Description of problem:
our endurance cluster went unhealthy after about 6 days.  Each day we attempt to run the e2e test against it.

When it first went unhealthy a node reported unready.  But now all nodes are reporting ready, however there are 360+ pods stuck in "terminating", along with many e2e namespaces.

I've stopped new e2e runs against the cluster, but the existing pods are not going away.



Version-Release number of selected component (if applicable):
Client Version: v4.2.0-alpha.0-249-gc276ecb
Server Version: 4.3.0-0.nightly-2020-01-26-194903
Kubernetes Version: v1.16.2


cluster credentials + node access can be provided upon request.

Comment 2 Ben Parees 2020-02-10 23:27:11 UTC

still seeing 304 pods in terminating as of today, i don't think it has changed significantly in the last week+

Comment 3 Ryan Phillips 2020-02-26 22:07:20 UTC

Looks like the node exporter is running unrestricted without limits.
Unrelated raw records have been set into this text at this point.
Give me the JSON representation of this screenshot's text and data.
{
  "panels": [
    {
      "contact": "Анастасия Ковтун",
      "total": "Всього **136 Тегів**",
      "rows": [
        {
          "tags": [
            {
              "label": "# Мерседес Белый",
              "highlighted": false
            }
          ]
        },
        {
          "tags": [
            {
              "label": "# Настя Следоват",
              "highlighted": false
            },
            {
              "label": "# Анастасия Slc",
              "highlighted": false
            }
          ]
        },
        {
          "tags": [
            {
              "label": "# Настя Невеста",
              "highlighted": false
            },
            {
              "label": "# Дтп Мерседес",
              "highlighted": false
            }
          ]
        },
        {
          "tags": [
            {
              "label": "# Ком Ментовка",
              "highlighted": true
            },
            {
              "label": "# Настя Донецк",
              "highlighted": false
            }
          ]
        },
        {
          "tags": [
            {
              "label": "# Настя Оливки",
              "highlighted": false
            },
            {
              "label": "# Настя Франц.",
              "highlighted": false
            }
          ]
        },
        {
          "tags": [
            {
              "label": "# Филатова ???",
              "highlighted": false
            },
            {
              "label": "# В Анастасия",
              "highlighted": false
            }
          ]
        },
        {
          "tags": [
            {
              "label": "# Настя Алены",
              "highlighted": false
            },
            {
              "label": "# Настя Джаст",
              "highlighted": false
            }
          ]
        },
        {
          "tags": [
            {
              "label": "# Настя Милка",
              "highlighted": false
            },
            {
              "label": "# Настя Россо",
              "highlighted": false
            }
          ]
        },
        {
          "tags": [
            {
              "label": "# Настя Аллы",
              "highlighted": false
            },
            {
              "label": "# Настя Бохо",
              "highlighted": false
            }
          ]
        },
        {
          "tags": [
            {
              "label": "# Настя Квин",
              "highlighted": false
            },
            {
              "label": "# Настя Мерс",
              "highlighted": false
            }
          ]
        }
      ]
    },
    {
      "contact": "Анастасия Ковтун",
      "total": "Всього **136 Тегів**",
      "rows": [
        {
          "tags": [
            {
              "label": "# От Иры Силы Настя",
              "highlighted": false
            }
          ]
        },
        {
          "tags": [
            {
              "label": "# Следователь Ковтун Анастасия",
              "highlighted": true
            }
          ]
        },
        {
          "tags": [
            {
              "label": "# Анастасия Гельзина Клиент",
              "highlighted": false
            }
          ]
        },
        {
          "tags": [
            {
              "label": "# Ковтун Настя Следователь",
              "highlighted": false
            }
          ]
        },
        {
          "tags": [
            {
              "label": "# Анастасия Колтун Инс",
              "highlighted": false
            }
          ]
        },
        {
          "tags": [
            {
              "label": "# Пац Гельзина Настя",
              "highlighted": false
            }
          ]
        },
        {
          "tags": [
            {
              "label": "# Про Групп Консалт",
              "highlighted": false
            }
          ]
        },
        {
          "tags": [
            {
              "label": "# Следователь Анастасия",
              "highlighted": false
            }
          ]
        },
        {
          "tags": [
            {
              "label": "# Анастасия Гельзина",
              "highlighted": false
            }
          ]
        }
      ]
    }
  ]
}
The node exporter pod should have some sore of reasonable limit on it so it does not use a majority of the resources on the system. Perhaps reassign to the monitoring team?

Comment 4 Ben Parees 2020-02-26 22:10:47 UTC

it might be worth spawning a bug against them (i've emailed them already to ask if they plan to backport the resource constraints they set in 4.4, to 4.3) but i'd still expect the cluster to recover even if a pod temporarily consumed a huge amount of memory.  The nodes have plenty of free memory currently, no?

Comment 5 Ryan Phillips 2020-02-26 22:43:48 UTC

After more triage, I believe part of the issue is fixed with the kubepods.slice cgroup memory limit fix (https://github.com/openshift/origin/pull/24596,  https://bugzilla.redhat.com/show_bug.cgi?id=1802687). The cgroup limit fix will correctly OOM a rogue pod.

The second part of this fix is restricting (setting a resource limit) on the node-exporter. The node exporter is not setting a limit on resources from what I can tell in the monitoring operator. I'm reassigning this ticket to the monitoring team with the request to add a pod limit to the node-exporter.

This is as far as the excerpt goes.